Here are six reasons why Amma won this time around:
- While corruption was one of the hotly-debated topics in Tamil Nadu in the run-up to polls, the results imply the electorate of Tamil Nadu had accepted the High Court verdict acquitting Jayalalithaa in a multi-crore disproportionate assets case. She was earlier convicted by a special court in Bengaluru on charges of amassing assets disproportionate to her income while she was the Tamil Nadu chief minister during 1991-1996. Further, the DMK's linkage with several scams, mainly the multi-crore 2G spectrum allocation scam, also boosted Jayalalithaa's chances in the absence of a credible opposition.
- The aura of Jayalalithaa, or Amma as she is fondly called, managed to tide over the perception of misgovernance in the state. Amid claims that governance had taken a back seat in Tamil Nadu and that the state's economy was marred by slow growth and development, it appears that the voter has ignored those theories safely remembering the social schemes and freebies doled out by the outgoing government. It appears the Supreme Court's observation that a freebie “influences all people” and “shakes the root of free and fair elections to a large degree” did not find many takers in Tamil Nadu.
- Further, AIADMK's liberal stance on introducing prohibition in the state seems to have played in its favour. While the incumbent party had promised introduction of prohibition in a phased manner and was liberal in its approach on the issue, almost all other parties had promised the introcuction of the policy in one go.
- Lack of a credible and solid face in the opposition is also believed to have played a part in Jayalalithaa's successive victory. DMK chief M Karunanidhi is now quite old - 93 to be precise and wheelchair-bound - and he was probably rejected as a future CM by the state's electorate.
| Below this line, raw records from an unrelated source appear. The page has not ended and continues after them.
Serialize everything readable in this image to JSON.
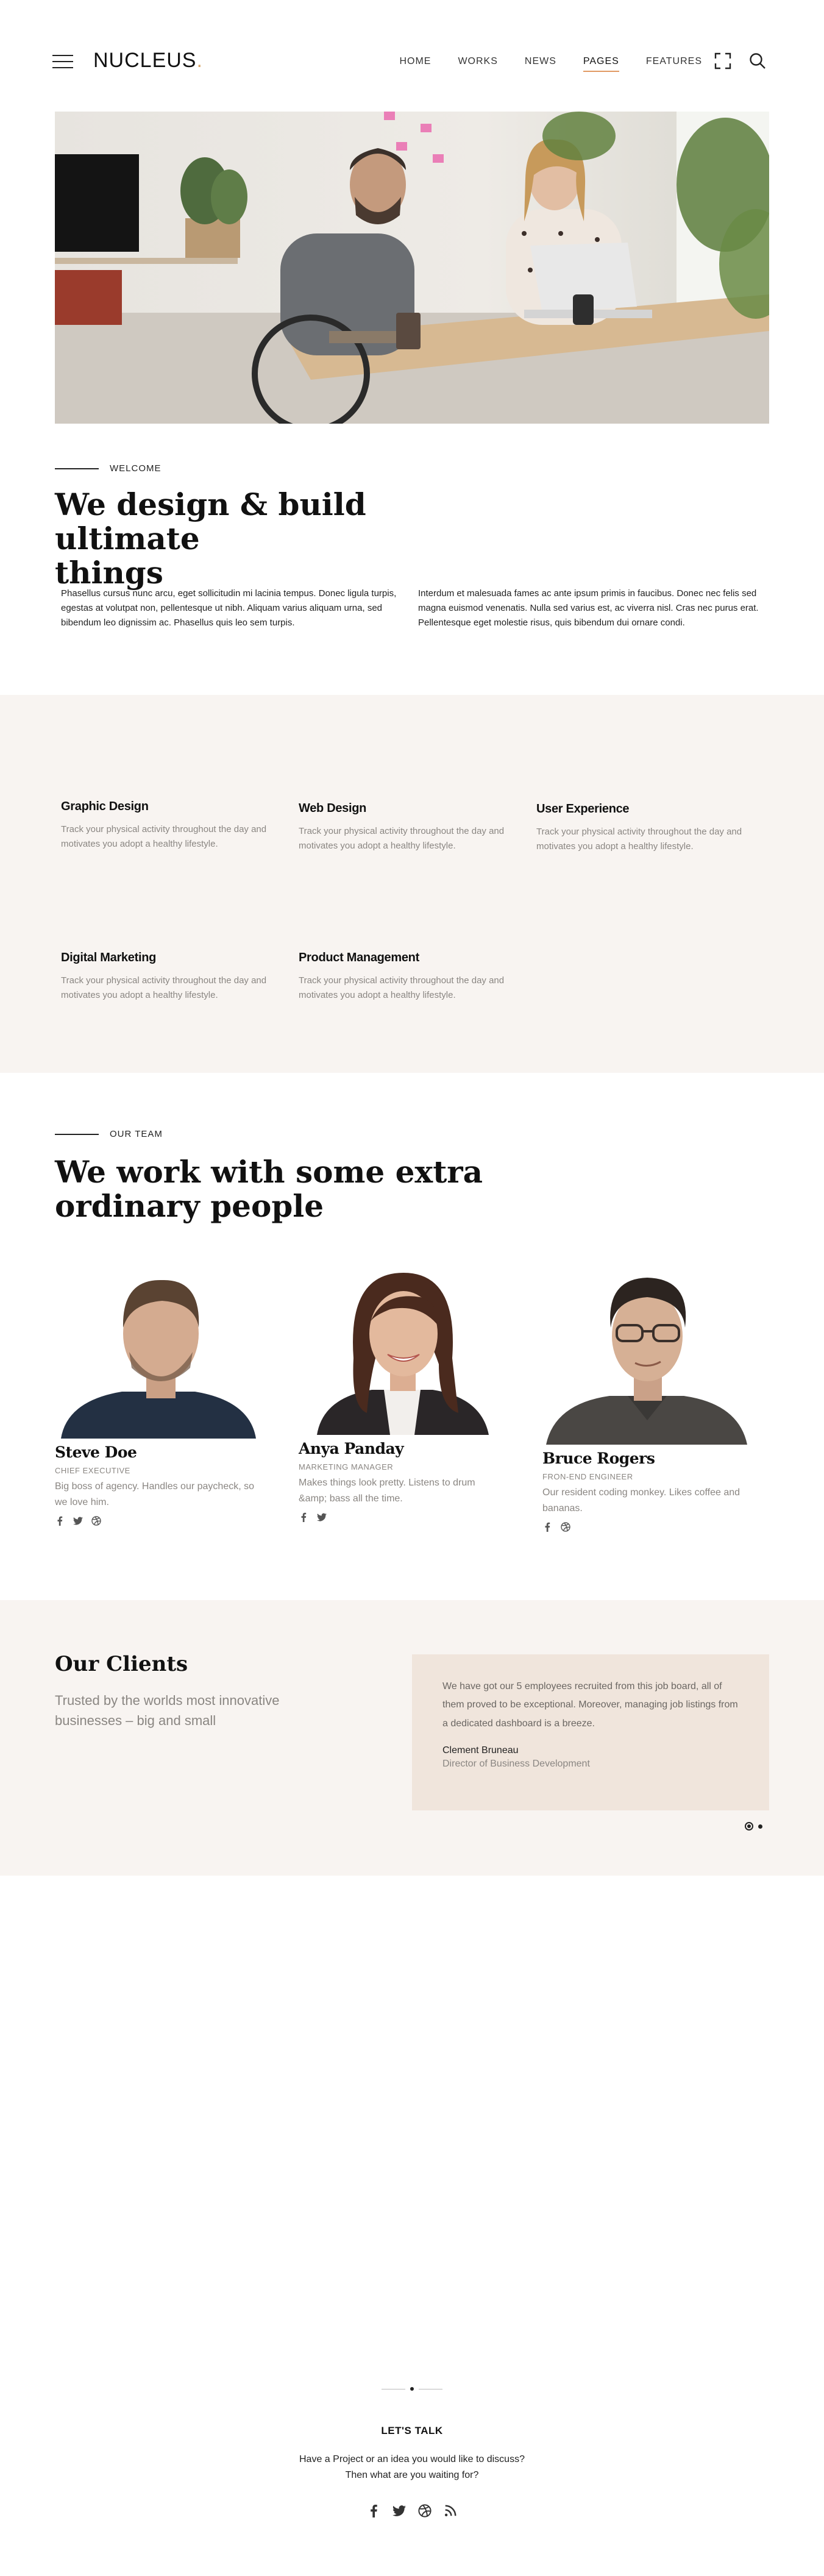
{
  "header": {
    "logo_text": "NUCLEUS",
    "logo_dot": ".",
    "nav": [
      {
        "label": "HOME"
      },
      {
        "label": "WORKS"
      },
      {
        "label": "NEWS"
      },
      {
        "label": "PAGES",
        "active": true
      },
      {
        "label": "FEATURES"
      }
    ],
    "icons": [
      "menu-icon",
      "expand-icon",
      "search-icon"
    ]
  },
  "welcome": {
    "eyebrow": "WELCOME",
    "title_line1": "We design & build ultimate",
    "title_line2": "things",
    "para_left": "Phasellus cursus nunc arcu, eget sollicitudin mi lacinia tempus. Donec ligula turpis, egestas at volutpat non, pellentesque ut nibh. Aliquam varius aliquam urna, sed bibendum leo dignissim ac. Phasellus quis leo sem turpis.",
    "para_right": "Interdum et malesuada fames ac ante ipsum primis in faucibus. Donec nec felis sed magna euismod venenatis. Nulla sed varius est, ac viverra nisl. Cras nec purus erat. Pellentesque eget molestie risus, quis bibendum dui ornare condi."
  },
  "services": [
    {
      "title": "Graphic Design",
      "desc": "Track your physical activity throughout the day and motivates you adopt a healthy lifestyle."
    },
    {
      "title": "Web Design",
      "desc": "Track your physical activity throughout the day and motivates you adopt a healthy lifestyle."
    },
    {
      "title": "User Experience",
      "desc": "Track your physical activity throughout the day and motivates you adopt a healthy lifestyle."
    },
    {
      "title": "Digital Marketing",
      "desc": "Track your physical activity throughout the day and motivates you adopt a healthy lifestyle."
    },
    {
      "title": "Product Management",
      "desc": "Track your physical activity throughout the day and motivates you adopt a healthy lifestyle."
    }
  ],
  "team": {
    "eyebrow": "OUR TEAM",
    "title_line1": "We work with some extra",
    "title_line2": "ordinary people",
    "members": [
      {
        "name": "Steve Doe",
        "role": "CHIEF EXECUTIVE",
        "bio": "Big boss of agency. Handles our paycheck, so we love him.",
        "socials": [
          "facebook-icon",
          "twitter-icon",
          "dribbble-icon"
        ]
      },
      {
        "name": "Anya Panday",
        "role": "MARKETING MANAGER",
        "bio": "Makes things look pretty. Listens to drum &amp; bass all the time.",
        "socials": [
          "facebook-icon",
          "twitter-icon"
        ]
      },
      {
        "name": "Bruce Rogers",
        "role": "FRON-END ENGINEER",
        "bio": "Our resident coding monkey. Likes coffee and bananas.",
        "socials": [
          "facebook-icon",
          "dribbble-icon"
        ]
      }
    ]
  },
  "clients": {
    "title": "Our Clients",
    "subtitle": "Trusted by the worlds most innovative businesses – big and small",
    "quote": "We have got our 5 employees recruited from this job board, all of them proved to be exceptional. Moreover, managing job listings from a dedicated dashboard is a breeze.",
    "author": "Clement Bruneau",
    "author_role": "Director of Business Development"
  },
  "footer": {
    "title": "LET'S TALK",
    "line1": "Have a Project or an idea you would like to discuss?",
    "line2": "Then what are you waiting for?",
    "socials": [
      "facebook-icon",
      "twitter-icon",
      "dribbble-icon",
      "rss-icon"
    ]
  },
  "colors": {
    "accent": "#d9a86c",
    "nav_underline": "#e19a63",
    "section_bg": "#f8f4f1",
    "quote_bg": "#f0e5dc",
    "muted_text": "#8a8682"
  }
}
Also, his son and DMK heir apparent MK Stalin too failed to invoke trust in his leadership skills, especially in the wake of DMK's internal crisis.
- Another factor that likely played in Jayalalitha's favour was the number of women who cast their vote in the state elections – men were outnumbered by women.
- Last but not the least, 41 percent vote share for AIADMK compared to 31 percent for DMK shows there was genuine support for the incumbent chief minister. She probably had done many things right, despite political experts and pollsters saying the opposite.